Pondering this, I wonder - in the US UHF TV took a long time to get off the ground - to the point where it was considered very much an afterthought to TV designers until well into the 1980s. Remember, unlike the UK they had 525-line NTSC colo(u)r on VHF from the 1950s... so no real pressure to put much effort into UHF... and UHF doesn't cover US-style distances well either.

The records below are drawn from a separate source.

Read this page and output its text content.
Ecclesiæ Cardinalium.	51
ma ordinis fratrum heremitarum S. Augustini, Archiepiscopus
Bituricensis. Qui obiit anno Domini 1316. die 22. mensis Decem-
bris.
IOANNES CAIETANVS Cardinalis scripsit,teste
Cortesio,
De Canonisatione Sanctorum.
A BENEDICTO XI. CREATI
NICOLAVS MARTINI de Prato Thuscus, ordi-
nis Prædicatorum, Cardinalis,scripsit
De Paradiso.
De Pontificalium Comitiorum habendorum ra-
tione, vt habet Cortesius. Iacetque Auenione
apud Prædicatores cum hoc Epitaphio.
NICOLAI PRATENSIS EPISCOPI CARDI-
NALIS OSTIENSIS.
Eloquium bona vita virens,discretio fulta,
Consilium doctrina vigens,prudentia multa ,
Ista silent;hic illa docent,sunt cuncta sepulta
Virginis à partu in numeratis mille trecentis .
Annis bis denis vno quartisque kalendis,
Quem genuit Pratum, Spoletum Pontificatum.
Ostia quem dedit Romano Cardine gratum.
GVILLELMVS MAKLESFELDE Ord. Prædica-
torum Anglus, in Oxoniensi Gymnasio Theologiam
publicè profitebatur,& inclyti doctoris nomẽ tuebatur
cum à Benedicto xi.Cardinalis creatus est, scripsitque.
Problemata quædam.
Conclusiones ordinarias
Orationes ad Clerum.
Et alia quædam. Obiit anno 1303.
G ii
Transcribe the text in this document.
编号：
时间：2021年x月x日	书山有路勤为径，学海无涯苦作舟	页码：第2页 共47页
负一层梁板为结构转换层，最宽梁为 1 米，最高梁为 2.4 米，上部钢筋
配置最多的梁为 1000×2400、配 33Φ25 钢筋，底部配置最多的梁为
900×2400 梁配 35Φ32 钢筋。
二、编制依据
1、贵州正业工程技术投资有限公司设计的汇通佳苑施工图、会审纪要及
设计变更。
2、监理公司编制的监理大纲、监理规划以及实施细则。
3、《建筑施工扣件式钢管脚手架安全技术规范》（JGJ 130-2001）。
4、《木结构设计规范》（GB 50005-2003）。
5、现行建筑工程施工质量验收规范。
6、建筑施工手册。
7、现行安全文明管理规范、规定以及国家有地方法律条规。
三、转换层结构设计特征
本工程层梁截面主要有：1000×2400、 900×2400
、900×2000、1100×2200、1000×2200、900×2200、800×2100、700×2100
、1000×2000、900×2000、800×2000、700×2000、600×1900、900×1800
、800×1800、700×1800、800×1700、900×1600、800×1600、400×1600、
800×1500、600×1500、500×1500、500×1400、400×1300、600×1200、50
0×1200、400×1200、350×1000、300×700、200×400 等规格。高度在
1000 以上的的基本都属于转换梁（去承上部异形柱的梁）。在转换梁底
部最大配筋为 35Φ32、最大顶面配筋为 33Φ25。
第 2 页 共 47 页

I also ponder whether the US FET TV- and FM-radio tuner designers were more focussed on coping with lots of strong competing stations on VHF [particularly on the VHF-TV and 'Band II' FM broadcast radio-band] whereas in more-regulated State-controlled-media Europe we tended to have many fewer stations. Cross-modulation resistance (hence early use of MOSFETs and diode-mixers) could have been more important to the US designers? When I visited Dallas/Fort Worth in the early-1980s tuning a FM radio from one end of the band to the other revealed precious few unoccupied channels.

Then in the context of base/mobile two-way radio, I know that US designers from the 1960s onwards had very rigorous targets to meet for handling high power adjacent-channel signals without desensitization: a typical US Police low-band [30-50MHz] mobile-radio installation in the 1960s had a 100-Watt transmitter and the base-stations were often Kilowatts.
Minimal pre-mixer gain [often a grounded-grid FET, or a high-current bipolar] and diode-mixers were the order of the day. The front-end of a similar-era Pye Westminster [with a humble 2N3819 or two up to a low-oscillator-injection 2N3819 first-mixer] just wouldn't handle it.

Last edited by G6Tanuki; 23rd Dec 2013 at 8:18 pm.